Traffic through the port of Dover is currently down 85% from its 2019 average and some firms were stockpiling before the Brexit deadline.
Cabinet Office minister Michael Gove admitted on Friday that although disruption at Britain’s borders has not yet been “too profound”, “it is the case that in the weeks ahead, we expect that there will be significant additional disruption – particularly on the Dover-Calais route”.
Tavish Scott: ‘confusion everywhere’ (pic: Terry Murden)
Tavish Scott, chief executive of the Scottish Salmon Producers Organisation, said: “Had a deal been concluded even a couple of months ago, that would have given our producers and hauliers the time to test out the new systems, trial the paperwork and get everything in place.
“As it is, we have had lorry loads of salmon stuck in Scotland, waiting for the right paperwork, we have seen delays in France because of IT problems in bringing in whole new systems and confusion everywhere.”
Some ferries serving the Republic of Ireland have been booked up as traders avoid Britain to get to and from Europe.

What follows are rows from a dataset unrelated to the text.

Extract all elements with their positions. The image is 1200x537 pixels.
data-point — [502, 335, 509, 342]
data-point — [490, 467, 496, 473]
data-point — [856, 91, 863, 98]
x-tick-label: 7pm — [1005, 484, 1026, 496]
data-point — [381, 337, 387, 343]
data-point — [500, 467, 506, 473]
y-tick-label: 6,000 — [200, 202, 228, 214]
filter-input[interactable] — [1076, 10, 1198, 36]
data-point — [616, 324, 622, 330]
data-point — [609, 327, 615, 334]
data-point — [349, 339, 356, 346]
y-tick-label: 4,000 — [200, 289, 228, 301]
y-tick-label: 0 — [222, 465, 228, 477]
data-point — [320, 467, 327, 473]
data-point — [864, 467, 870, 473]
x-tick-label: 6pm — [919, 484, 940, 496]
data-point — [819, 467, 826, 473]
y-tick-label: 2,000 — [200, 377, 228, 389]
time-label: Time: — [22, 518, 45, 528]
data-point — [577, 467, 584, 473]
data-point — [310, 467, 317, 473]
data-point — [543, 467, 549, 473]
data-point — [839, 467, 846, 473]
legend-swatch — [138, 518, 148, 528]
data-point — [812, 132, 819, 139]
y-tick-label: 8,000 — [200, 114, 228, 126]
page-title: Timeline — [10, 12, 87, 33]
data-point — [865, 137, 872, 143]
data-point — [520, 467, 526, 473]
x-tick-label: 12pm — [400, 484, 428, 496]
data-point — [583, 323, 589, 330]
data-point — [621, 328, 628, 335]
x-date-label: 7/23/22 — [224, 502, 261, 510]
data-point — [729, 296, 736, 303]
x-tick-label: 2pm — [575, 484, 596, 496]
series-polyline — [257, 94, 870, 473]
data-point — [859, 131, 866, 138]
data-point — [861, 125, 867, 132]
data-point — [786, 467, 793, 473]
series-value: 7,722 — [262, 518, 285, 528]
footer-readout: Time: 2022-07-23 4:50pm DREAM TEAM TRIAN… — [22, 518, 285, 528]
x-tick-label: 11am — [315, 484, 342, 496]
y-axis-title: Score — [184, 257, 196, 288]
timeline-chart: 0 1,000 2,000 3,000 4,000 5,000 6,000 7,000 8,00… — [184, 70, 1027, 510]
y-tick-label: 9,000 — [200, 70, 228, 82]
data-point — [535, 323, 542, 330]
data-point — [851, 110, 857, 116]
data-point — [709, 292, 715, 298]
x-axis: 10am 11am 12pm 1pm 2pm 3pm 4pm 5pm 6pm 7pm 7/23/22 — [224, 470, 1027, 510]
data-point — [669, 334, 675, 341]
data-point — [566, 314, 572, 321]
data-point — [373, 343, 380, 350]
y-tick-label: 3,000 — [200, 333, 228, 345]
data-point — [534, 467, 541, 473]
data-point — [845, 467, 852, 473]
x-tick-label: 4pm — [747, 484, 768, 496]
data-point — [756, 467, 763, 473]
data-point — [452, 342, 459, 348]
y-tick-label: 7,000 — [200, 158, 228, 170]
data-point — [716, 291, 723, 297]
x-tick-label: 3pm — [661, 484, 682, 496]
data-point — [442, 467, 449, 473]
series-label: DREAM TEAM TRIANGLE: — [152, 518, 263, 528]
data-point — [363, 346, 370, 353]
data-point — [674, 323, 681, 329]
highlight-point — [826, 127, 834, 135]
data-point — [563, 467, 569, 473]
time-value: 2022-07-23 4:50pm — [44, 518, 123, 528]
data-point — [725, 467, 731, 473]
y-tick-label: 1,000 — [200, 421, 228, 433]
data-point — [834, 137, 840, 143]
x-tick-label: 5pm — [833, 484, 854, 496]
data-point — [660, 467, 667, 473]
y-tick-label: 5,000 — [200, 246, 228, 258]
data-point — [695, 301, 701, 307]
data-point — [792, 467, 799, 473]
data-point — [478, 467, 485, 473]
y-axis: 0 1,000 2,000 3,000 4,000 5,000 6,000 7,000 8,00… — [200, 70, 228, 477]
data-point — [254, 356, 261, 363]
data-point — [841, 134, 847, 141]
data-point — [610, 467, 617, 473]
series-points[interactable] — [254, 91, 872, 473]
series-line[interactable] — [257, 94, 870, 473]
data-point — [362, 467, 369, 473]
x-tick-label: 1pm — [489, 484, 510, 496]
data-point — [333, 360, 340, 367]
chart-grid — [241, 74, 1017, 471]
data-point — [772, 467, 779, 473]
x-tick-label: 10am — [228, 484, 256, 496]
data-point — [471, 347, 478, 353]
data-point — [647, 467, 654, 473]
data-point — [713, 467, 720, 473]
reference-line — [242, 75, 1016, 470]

One Irish port recorded a sixfold increase in freight on direct routes with Europe this week, while traffic on Irish Sea routes has halved.
At the same time there was a 50% decline in freight volumes between Rosslare Europort and Fishguard in Wales as businesses and transport companies avoided the new post-Brexit customs and regulatory controls at the EU-UK border.
There have been 1,148 freight units carried on 18 direct sailings between Rosslare and Dunkirk and Cherbourg in France with DFDS and Stena and to Bilbao in Spain on Brittany Ferries between 2-7 January compared with 197 units on three services last year.
Rosslare Europort told the Irish Times it was speaking to other shipping lines about setting up new direct services given the level of interest in avoiding Brexit checks through Britain.
The Republic has temporarily eased customs checks to allow lorries from Britain to get goods to market.
Amid claim and counter claim over who is responsible for vehicles being turned away at ports, the republic’s revenue department said part of the blame rested with businesses which had failed to prepare for the Brexit change.
It said British firms had not understood the extra requirements they should have known about in advance.
Customs arrangements were relaxed to help ease a backlog of lorries already building up in England and Wales.
Exporters can use an emergency movement reference number (MRN) to allow them to board ferries if they are unable to complete all the necessary paperwork.
The Irish Road Haulage Association claimed IT systems are not working properly and had not been tested, an assertion rejected by the Revenue department.
The Revenue said that its systems were “operating fully and correctly” and that “without exception” every system-related query that it has investigated “was a user error rather than a system error”.
Hauliers which would normally cross from Holyhead in Wales to Dublin and drop off goods north and south of the border are choosing to reroute through Scotland and cross to Northern Ireland instead to try to avoid delays, according to The Independent.
Another problem is a shortage of vets to carry out required checks on food consignments. Also, the customs system does not allow for a whole consignment to be declared under one number. Instead, declarations need to be made for each type of good that is being transported, creating a significant burden of administrative work.
Seamus Leheny, policy manager at Logistics UK, said implementing customs controls and food safety controls together on 1 January “is just too much”.
“The problem is that suppliers of produce are not ready. When goods are being collected in England, those goods are not ready. The customs haven’t been done, the SPS [food safety control] hasn’t been done.
“The message just hasn’t got through what they need to do.”